I ride a 2011 Cannondale SuperSix and have successfully completed numerous centuries and brevets with the aftermarket Cosmic Carbone wheels I purchased for my bike. Recently I have periodically utilized the stock wheels that came with the bike, Mavic Ksyrium Elites, on windy days. I have noticed that the bike feels much lighter and rides really nice with the stock wheels. I have also heard that the effects from the aero Cosmic Cabones really come into play at about 22mph and above. Thus, which wheel should I utilize on century and brevet rides if we are routinely riding at about 20-22 mph? Any input would be appreciated.


----------



## RussellS (Feb 1, 2010)

20-22 mph on a brevet? For the 200k, sure. For the 300, 400, 600, 1200, doubtful. So the aero benefits of a wheel go down significantly when you slow down. Which ever wheel you choose, make sure you are carrying a spoke wrench to fit the nipples. When a spoke breaks at mile 100 of a 250 mile 400k, you want to be able to true the wheel enough to finish the ride.


----------



## kbwh (May 28, 2010)

I guess we do similar rides, where saving energy and staying "in the green" is paramount.

I'd chose the Cosmic Carbones unless if it's windy/blustery. Then I'd put the Ksyrium Elite in front.
I'd also make sure to use tires and tubes with proven low rolling resistance, like Vittoria Corsa CX with latex tubes.

I'll be using the FFWD F6R (tubular) with Vittoria Corsa CX and later Veloflex Extreme/Carbon this season for average speeds around 38 km/h.


----------



## bmwk100 (Apr 17, 2011)

RussellS said:


> 20-22 mph on a brevet? For the 200k, sure. For the 300, 400 doubtful.


Yes, it is a 200K. Good suggestion on the tires. I was planning on using Gator Skins to lower the odds of getting a flat, but maybe some Continental 4000S may work better.


----------



## MTBMaven (Dec 17, 2005)

FWIW, I've run multiple sets of GatorSkins and GP4000. I've been using GP4000 for the last few years after using GatorSkins prior to that. I have not had a flat using both tires, and that's since 2007. I ride in the Los Angeles area where there is plenty of road debris and poor road quality. I even did a 500 mile, 9 day fully loaded tour using 25mm GP4000s. The GP4000s are lighter than the GatorSkins and I have found them to be just as flat resistant.


----------



## bmwk100 (Apr 17, 2011)

MTBMaven said:


> FWIW, I've run multiple sets of GatorSkins and GP4000. I've been using GP4000 for the last few years after using GatorSkins prior to that. I have not had a flat using both tires, and that's since 2007. I ride in the Los Angeles area where there is plenty of road debris and poor road quality. I even did a 500 mile, 9 day fully loaded tour using 25mm GP4000s. The GP4000s are lighter than the GatorSkins and I have found them to be just as flat resistant.
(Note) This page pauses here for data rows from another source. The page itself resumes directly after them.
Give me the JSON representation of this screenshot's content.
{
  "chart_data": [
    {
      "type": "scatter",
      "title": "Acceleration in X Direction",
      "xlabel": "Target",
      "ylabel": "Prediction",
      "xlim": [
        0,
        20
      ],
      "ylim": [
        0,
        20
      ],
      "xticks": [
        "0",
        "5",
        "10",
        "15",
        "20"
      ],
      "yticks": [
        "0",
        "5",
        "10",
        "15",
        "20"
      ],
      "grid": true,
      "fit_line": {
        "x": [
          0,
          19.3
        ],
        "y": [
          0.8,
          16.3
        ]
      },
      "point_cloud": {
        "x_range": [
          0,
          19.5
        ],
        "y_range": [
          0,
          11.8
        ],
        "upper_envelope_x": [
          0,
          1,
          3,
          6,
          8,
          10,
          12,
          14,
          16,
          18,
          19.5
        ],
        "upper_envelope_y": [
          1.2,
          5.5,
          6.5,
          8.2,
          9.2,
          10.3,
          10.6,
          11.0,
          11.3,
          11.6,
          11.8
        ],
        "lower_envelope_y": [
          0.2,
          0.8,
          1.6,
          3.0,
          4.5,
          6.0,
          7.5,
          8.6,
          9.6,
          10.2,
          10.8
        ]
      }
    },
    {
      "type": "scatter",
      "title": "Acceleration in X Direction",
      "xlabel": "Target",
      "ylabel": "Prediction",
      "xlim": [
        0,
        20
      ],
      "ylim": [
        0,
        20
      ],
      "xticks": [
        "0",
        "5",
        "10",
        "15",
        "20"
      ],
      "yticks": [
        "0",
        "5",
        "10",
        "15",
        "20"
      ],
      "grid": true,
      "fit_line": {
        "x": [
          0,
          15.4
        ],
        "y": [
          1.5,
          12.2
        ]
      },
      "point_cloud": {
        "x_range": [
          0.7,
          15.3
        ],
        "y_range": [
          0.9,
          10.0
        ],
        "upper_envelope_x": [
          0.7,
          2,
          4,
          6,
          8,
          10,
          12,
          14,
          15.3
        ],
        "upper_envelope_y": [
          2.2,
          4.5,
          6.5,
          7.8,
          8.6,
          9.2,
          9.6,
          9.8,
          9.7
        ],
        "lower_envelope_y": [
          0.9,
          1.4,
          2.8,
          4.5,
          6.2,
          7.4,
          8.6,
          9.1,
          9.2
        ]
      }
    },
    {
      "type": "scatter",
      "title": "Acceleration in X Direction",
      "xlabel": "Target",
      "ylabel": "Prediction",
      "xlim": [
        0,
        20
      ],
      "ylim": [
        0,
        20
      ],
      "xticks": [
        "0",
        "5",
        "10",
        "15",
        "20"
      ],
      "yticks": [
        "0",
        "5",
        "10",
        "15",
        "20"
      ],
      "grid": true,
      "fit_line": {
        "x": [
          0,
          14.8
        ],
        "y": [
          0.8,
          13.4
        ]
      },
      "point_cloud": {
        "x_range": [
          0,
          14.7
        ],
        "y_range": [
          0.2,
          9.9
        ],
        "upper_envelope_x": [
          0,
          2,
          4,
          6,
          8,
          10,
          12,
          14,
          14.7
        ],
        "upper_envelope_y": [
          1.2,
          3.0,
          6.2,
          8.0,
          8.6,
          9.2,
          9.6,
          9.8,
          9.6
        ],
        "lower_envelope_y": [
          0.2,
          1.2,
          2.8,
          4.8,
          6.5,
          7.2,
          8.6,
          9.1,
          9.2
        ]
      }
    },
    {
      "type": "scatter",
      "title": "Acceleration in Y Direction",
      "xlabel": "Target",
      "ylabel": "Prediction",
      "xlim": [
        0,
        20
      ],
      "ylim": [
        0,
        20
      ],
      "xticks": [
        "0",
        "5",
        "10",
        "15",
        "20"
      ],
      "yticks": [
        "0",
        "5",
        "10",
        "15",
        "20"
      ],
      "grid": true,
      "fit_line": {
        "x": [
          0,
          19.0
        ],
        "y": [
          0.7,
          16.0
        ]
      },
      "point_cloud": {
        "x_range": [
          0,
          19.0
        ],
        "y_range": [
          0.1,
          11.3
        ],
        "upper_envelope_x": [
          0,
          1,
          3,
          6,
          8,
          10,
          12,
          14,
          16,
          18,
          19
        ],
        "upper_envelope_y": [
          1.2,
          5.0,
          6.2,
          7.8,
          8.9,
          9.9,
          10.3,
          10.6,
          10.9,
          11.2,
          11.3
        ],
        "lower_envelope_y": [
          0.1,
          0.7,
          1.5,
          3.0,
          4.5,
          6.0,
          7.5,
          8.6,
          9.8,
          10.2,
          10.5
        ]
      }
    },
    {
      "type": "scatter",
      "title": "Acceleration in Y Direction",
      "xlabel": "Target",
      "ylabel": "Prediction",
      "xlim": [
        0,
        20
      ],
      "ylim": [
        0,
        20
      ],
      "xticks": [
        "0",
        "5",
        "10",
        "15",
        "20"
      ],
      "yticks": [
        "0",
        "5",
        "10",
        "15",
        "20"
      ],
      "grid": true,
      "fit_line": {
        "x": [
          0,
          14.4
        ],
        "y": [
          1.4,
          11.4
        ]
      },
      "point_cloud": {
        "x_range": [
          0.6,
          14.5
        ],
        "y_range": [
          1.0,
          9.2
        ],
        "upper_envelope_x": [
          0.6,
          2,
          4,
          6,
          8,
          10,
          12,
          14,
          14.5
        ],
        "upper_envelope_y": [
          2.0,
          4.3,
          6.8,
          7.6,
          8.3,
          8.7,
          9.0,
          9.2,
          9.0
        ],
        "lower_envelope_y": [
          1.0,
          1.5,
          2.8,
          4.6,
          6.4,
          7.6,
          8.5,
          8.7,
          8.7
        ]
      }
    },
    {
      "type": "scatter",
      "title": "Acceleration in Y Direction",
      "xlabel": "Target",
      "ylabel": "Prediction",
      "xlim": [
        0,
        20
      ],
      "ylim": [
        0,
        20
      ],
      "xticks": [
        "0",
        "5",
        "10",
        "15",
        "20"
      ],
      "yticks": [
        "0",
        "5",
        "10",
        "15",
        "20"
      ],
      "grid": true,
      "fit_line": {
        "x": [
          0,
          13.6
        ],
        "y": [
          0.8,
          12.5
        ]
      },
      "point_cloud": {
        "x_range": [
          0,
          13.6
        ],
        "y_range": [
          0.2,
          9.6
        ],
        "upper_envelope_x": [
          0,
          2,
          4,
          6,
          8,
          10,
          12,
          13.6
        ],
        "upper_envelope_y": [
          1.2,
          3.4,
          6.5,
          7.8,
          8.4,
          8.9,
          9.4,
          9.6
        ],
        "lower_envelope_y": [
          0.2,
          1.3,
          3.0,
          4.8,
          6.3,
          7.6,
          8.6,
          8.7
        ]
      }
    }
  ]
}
Exact tires I have used. Currently on the GP4000's and have GatorSkins available for the Kysium's. I'm leaning towards using the GatorSkins this upcoming weekend. I rarely get flats but got one yesterday during a century on my GP4000s. Rarity though.


----------



## jhkranzler (Sep 25, 2011)

bmwk100 said:


> Greetings,
> 
> I ride a 2011 Cannondale SuperSix and have successfully completed numerous centuries and brevets with the aftermarket Cosmic Carbone wheels I purchased for my bike. Recently I have periodically utilized the stock wheels that came with the bike, Mavic Ksyrium Elites, on windy days. I have noticed that the bike feels much lighter and rides really nice with the stock wheels. I have also heard that the effects from the aero Cosmic Cabones really come into play at about 22mph and above. Thus, which wheel should I utilize on century and brevet rides if we are routinely riding at about 20-22 mph? Any input would be appreciated.


I have a 2011 cannondale supersix 3 and have Mavic Ksyrium SLs and Gatorskins on my bike for long rides. Light is good - but sturdy is more important on long brevets.


----------



## kg1 (Apr 17, 2002)

*Vittoria Corsa CX*

I can second this recommendation. Wonderful rolling tire -- noticeably more comfortable than the Conti GP 4 Seasons I had been running. Lots of review on this tire talk about them being fragile. I only have a 500 miles on the tires, but so far, no problems here.

Good luck

kg1


----------



## Eyorerox (Feb 19, 2008)

For the Vittoria Corsa CX I get
3,500 K (2,200 miles) rear wheel twice that for the front wheel.


----------